Immer wenn die Flammen lichterloh hochschlugen, war der Feuerwehrmann Thomas K. als einer der ersten zum Löschen zur Stelle. Daß der 25jährige die Brände meist selbst gelegt hatte, kam erst nach mehreren Jahren heraus. Ein Observationstrupp der Polizei hatte seinen Privatwagen in der Nähe eines Brandherdes gesehen. Als die Handschellen klickten, trug Thomas K. noch die Uniform. Gestern wurde er von einer Großen Strafkammer des Landgerichts für schuldunfähig befunden und in die Psychiatrie eingewiesen.

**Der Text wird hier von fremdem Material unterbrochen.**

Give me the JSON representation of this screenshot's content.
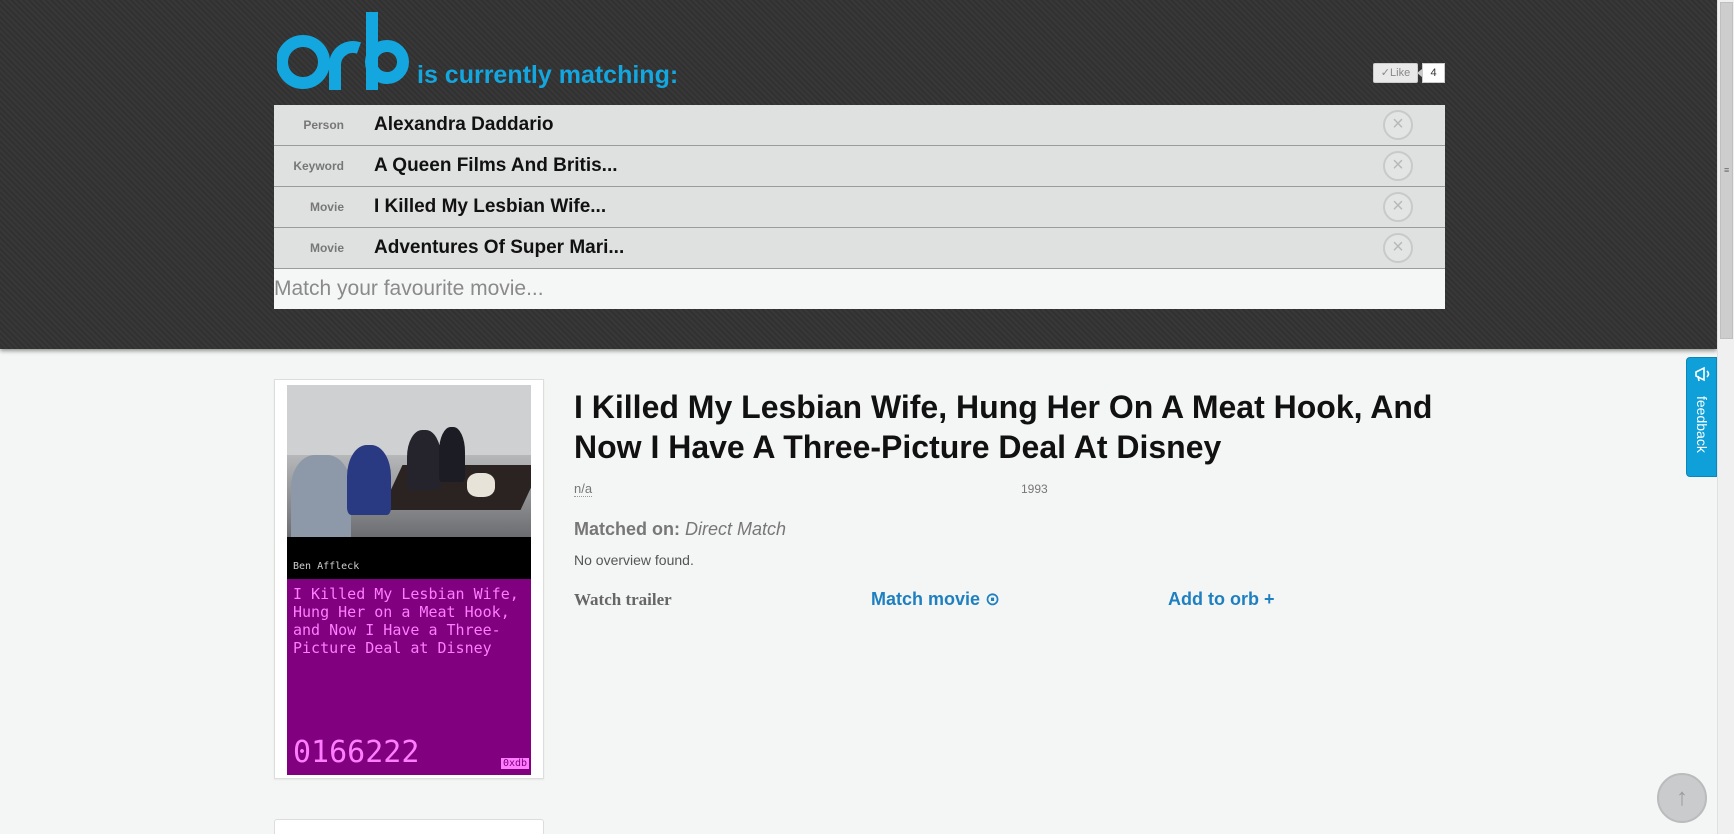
{
  "header": {
    "logo_text": "orb",
    "tagline": "is currently matching:",
    "like_label": "✓Like",
    "like_count": "4"
  },
  "matches": [
    {
      "type": "Person",
      "value": "Alexandra Daddario"
    },
    {
      "type": "Keyword",
      "value": "A Queen Films And Britis..."
    },
    {
      "type": "Movie",
      "value": "I Killed My Lesbian Wife..."
    },
    {
      "type": "Movie",
      "value": "Adventures Of Super Mari..."
    }
  ],
  "search": {
    "placeholder": "Match your favourite movie..."
  },
  "poster": {
    "actor": "Ben Affleck",
    "title": "I Killed My Lesbian Wife, Hung Her on a Meat Hook, and Now I Have a Three-Picture Deal at Disney",
    "id": "0166222",
    "brand": "0xdb"
  },
  "movie": {
    "title": "I Killed My Lesbian Wife, Hung Her On A Meat Hook, And Now I Have A Three-Picture Deal At Disney",
    "rating": "n/a",
    "year": "1993",
    "matched_on_label": "Matched on:",
    "matched_on_value": "Direct Match",
    "overview": "No overview found."
  },
  "actions": {
    "watch_trailer": "Watch trailer ⃞",
    "match_movie": "Match movie ⊙",
    "add_to_orb": "Add to orb +"
  },
  "feedback": {
    "label": "feedback"
  },
  "colors": {
    "brand": "#13a6df",
    "link": "#1e7fc1",
    "poster": "#800080"
  }
}
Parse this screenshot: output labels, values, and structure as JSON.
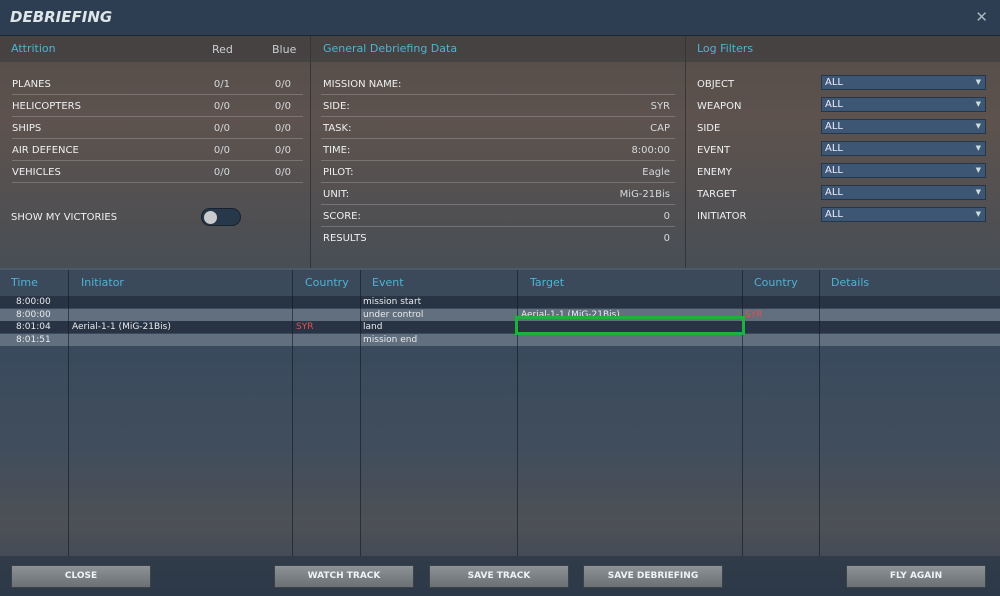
{
  "window": {
    "title": "DEBRIEFING",
    "close_icon": "close-icon"
  },
  "attrition": {
    "heading": "Attrition",
    "col_red": "Red",
    "col_blue": "Blue",
    "rows": [
      {
        "label": "PLANES",
        "red": "0/1",
        "blue": "0/0"
      },
      {
        "label": "HELICOPTERS",
        "red": "0/0",
        "blue": "0/0"
      },
      {
        "label": "SHIPS",
        "red": "0/0",
        "blue": "0/0"
      },
      {
        "label": "AIR DEFENCE",
        "red": "0/0",
        "blue": "0/0"
      },
      {
        "label": "VEHICLES",
        "red": "0/0",
        "blue": "0/0"
      }
    ],
    "show_victories_label": "SHOW MY VICTORIES",
    "show_victories_on": false
  },
  "general": {
    "heading": "General Debriefing Data",
    "rows": [
      {
        "label": "MISSION NAME:",
        "value": ""
      },
      {
        "label": "SIDE:",
        "value": "SYR"
      },
      {
        "label": "TASK:",
        "value": "CAP"
      },
      {
        "label": "TIME:",
        "value": "8:00:00"
      },
      {
        "label": "PILOT:",
        "value": "Eagle"
      },
      {
        "label": "UNIT:",
        "value": "MiG-21Bis"
      },
      {
        "label": "SCORE:",
        "value": "0"
      },
      {
        "label": "RESULTS",
        "value": "0"
      }
    ]
  },
  "filters": {
    "heading": "Log Filters",
    "rows": [
      {
        "label": "OBJECT",
        "value": "ALL"
      },
      {
        "label": "WEAPON",
        "value": "ALL"
      },
      {
        "label": "SIDE",
        "value": "ALL"
      },
      {
        "label": "EVENT",
        "value": "ALL"
      },
      {
        "label": "ENEMY",
        "value": "ALL"
      },
      {
        "label": "TARGET",
        "value": "ALL"
      },
      {
        "label": "INITIATOR",
        "value": "ALL"
      }
    ]
  },
  "log": {
    "headers": {
      "time": "Time",
      "initiator": "Initiator",
      "country": "Country",
      "event": "Event",
      "target": "Target",
      "target_country": "Country",
      "details": "Details"
    },
    "rows": [
      {
        "time": "8:00:00",
        "initiator": "",
        "country": "",
        "event": "mission start",
        "target": "",
        "target_country": "",
        "details": ""
      },
      {
        "time": "8:00:00",
        "initiator": "",
        "country": "",
        "event": "under control",
        "target": "Aerial-1-1 (MiG-21Bis)",
        "target_country": "SYR",
        "details": ""
      },
      {
        "time": "8:01:04",
        "initiator": "Aerial-1-1 (MiG-21Bis)",
        "country": "SYR",
        "event": "land",
        "target": "",
        "target_country": "",
        "details": ""
      },
      {
        "time": "8:01:51",
        "initiator": "",
        "country": "",
        "event": "mission end",
        "target": "",
        "target_country": "",
        "details": ""
      }
    ]
  },
  "buttons": {
    "close": "CLOSE",
    "watch_track": "WATCH TRACK",
    "save_track": "SAVE TRACK",
    "save_debriefing": "SAVE DEBRIEFING",
    "fly_again": "FLY AGAIN"
  },
  "colors": {
    "accent": "#4fb3d6",
    "red_side": "#e05050",
    "highlight": "#1fb040"
  }
}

Vor Gericht mußte sich Thomas K. für 61 Brände zwischen Juli 1996 und Mai 1998, vor allem in Hohenschönhausen und Weißensee, verantworten. Vermutlich waren es weitaus mehr. Der Schaden beläuft sich auf mehrere Millionen. Nach seiner Festnahme hatte Thomas K. ein umfassendes Geständnis abgelegt. Nicht nur in Kellern und auf Dachböden von zum Teil bewohnten Häusern hatte er gezündelt, auch Lagerhallen, Schuppen, Müllcontainer und Altreifenlager setzte er in Brand. Menschen kamen nicht zu Schaden, allerdings wurden einige Feuerwehrleute beim Löschen verletzt.

Thomas K. ist ein schmächtiger junger Mann mit kurzen schwarzen Haaren, der wesentlich jünger aussieht, als er ist. Während des Prozesses saß er wie ein Häufchen Elend auf der Anklagebank. Zögerlich und stockend gab er die Vorwürfe zu. Die Taten bereiteten ihm so große Gewissensqualen, daß er von Tränenausbrüchen geschüttelt wurde, als ihm der Richter Fotos von Schutt- und Aschehaufen vorlegte.

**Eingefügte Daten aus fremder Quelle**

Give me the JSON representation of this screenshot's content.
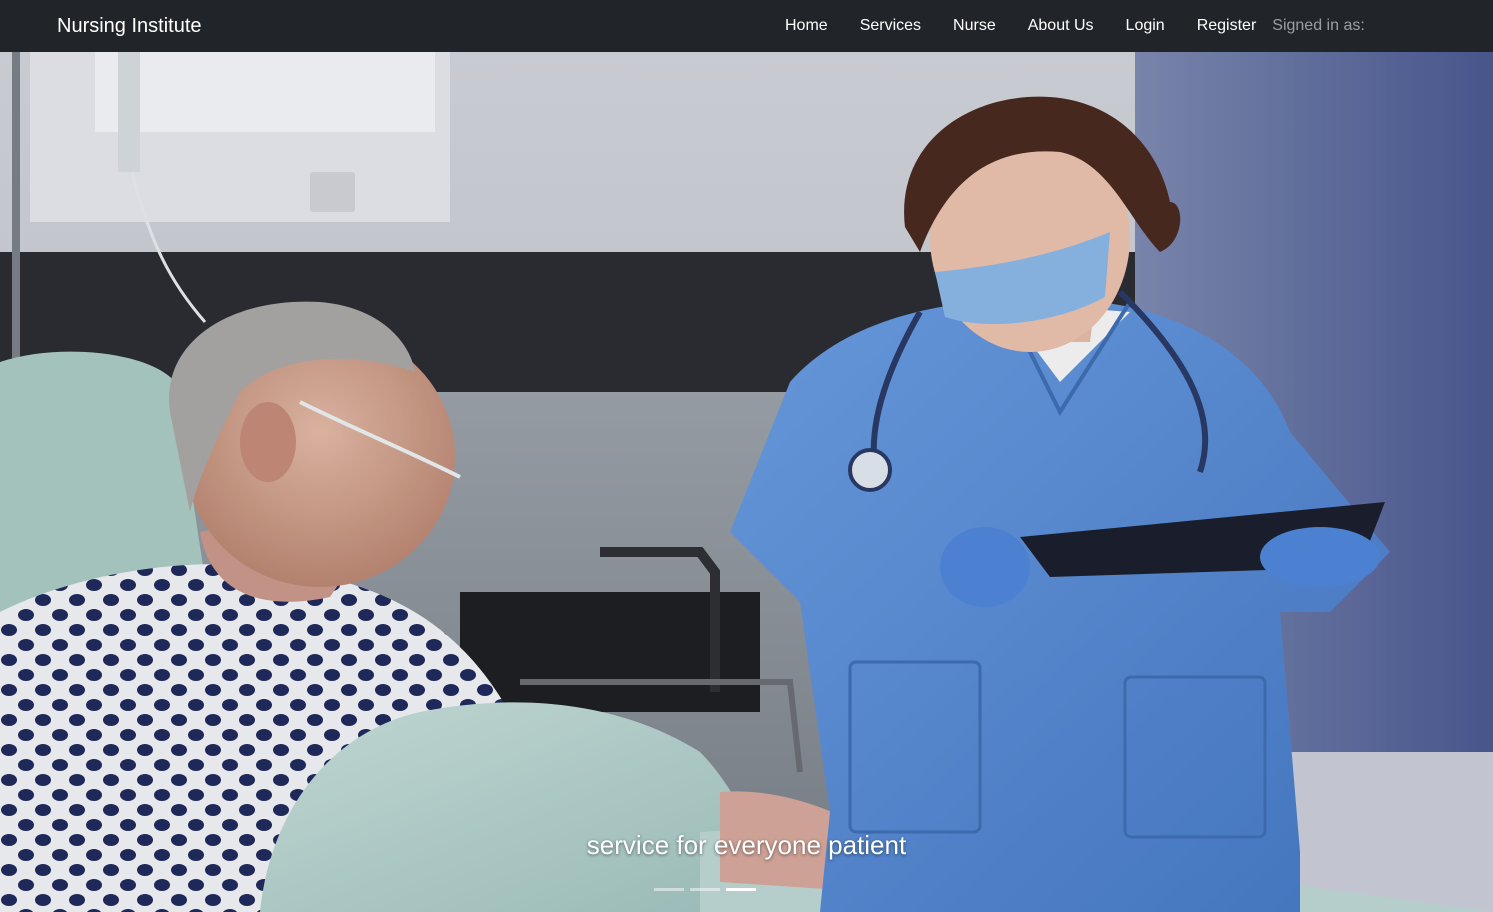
{
  "navbar": {
    "brand": "Nursing Institute",
    "links": [
      {
        "label": "Home"
      },
      {
        "label": "Services"
      },
      {
        "label": "Nurse"
      },
      {
        "label": "About Us"
      },
      {
        "label": "Login"
      },
      {
        "label": "Register"
      }
    ],
    "signed_in_label": "Signed in as:"
  },
  "carousel": {
    "caption": "service for everyone patient",
    "slide_count": 3,
    "active_slide": 3
  },
  "colors": {
    "navbar_bg": "#212529",
    "scrubs_blue": "#5b8fd6",
    "gown_navy": "#1f2a5c"
  }
}
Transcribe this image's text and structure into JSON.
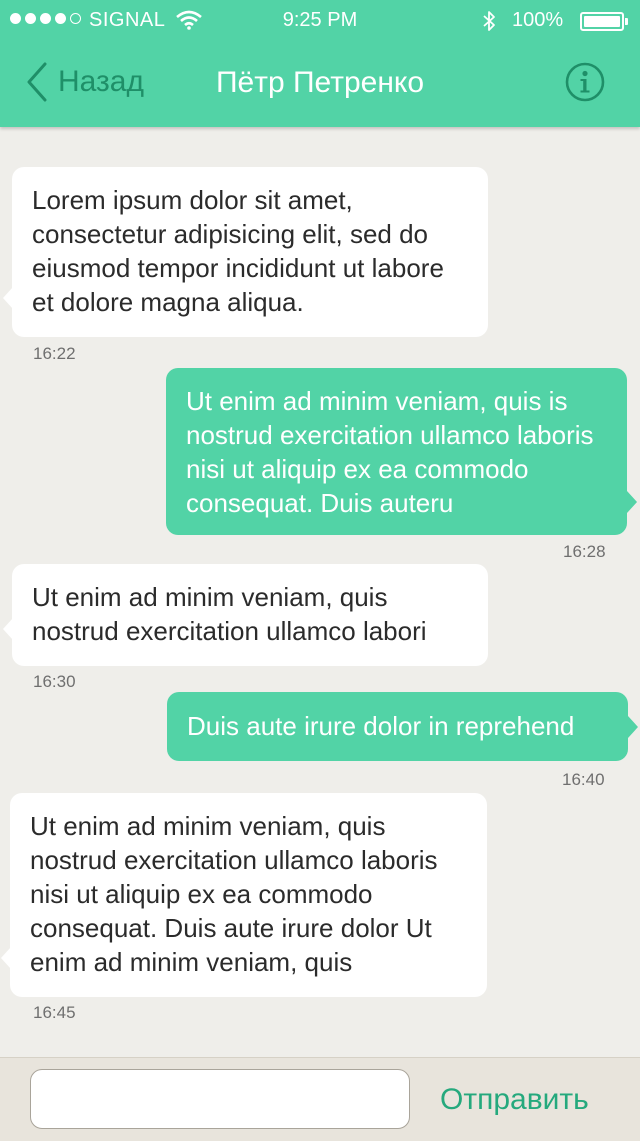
{
  "status_bar": {
    "carrier": "SIGNAL",
    "time": "9:25 PM",
    "battery": "100%",
    "signal_bars_filled": 4,
    "signal_bars_total": 5
  },
  "nav": {
    "back_label": "Назад",
    "title": "Пётр Петренко",
    "info_icon": "info-icon"
  },
  "messages": [
    {
      "direction": "in",
      "text": "Lorem ipsum dolor sit amet, consectetur adipisicing elit, sed do eiusmod tempor incididunt ut labore et dolore magna aliqua.",
      "time": "16:22"
    },
    {
      "direction": "out",
      "text": "Ut enim ad minim veniam, quis is nostrud exercitation ullamco laboris nisi ut aliquip ex ea commodo consequat. Duis auteru",
      "time": "16:28"
    },
    {
      "direction": "in",
      "text": "Ut enim ad minim veniam, quis nostrud exercitation ullamco labori",
      "time": "16:30"
    },
    {
      "direction": "out",
      "text": "Duis aute irure dolor in reprehend",
      "time": "16:40"
    },
    {
      "direction": "in",
      "text": "Ut enim ad minim veniam, quis nostrud exercitation ullamco laboris nisi ut aliquip ex ea commodo consequat. Duis aute irure dolor Ut enim ad minim veniam, quis",
      "time": "16:45"
    }
  ],
  "composer": {
    "value": "",
    "placeholder": "",
    "send_label": "Отправить"
  },
  "colors": {
    "accent": "#52d3a6",
    "accent_dark": "#1f8f68",
    "send_text": "#25a97d",
    "background": "#efeeea"
  }
}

Hinter dem spektakulären Fall des Feuerwehrmannes, der selbst Brände legte, verbirgt sich die Lebensgeschichte eines einsamen, kranken Menschen. Nach Angaben des psychiatrischen Gutachters leidet Thomas K. an einer schweren Persönlichkeitsstörung und dem pathologischen Brandstiftungssyndrom, dem sogenannten Ikarus-Syndrom. „Er ist ein ungemein schüchterner Mann, ohne Selbstwertgefühl, der sich Frauen kaum nähern konnte“, so der Gutachter. Der in Hohenschönhausen aufgewachsene Angeklagte ist einer von zwei Söhnen einer Arbeiterin und eines Heizungstechnikers. Er habe „in ständiger Angst“ vor seiner Mutter gelebt, die ihn ständig verprügelte und die Striemen mit Creme überdeckte, bevor sie den Jungen zur Schule schickte, so der Gutachter. Seinen ersten Brand habe er als Sechsjähriger gelegt, indem er bei den Großeltern einen Teppich mit einem glühenden Feuerhaken entzündete. Der Anblick von Flammen habe ihn nicht nur erregt, sondern auch eine beruhigende Wirkung gehabt.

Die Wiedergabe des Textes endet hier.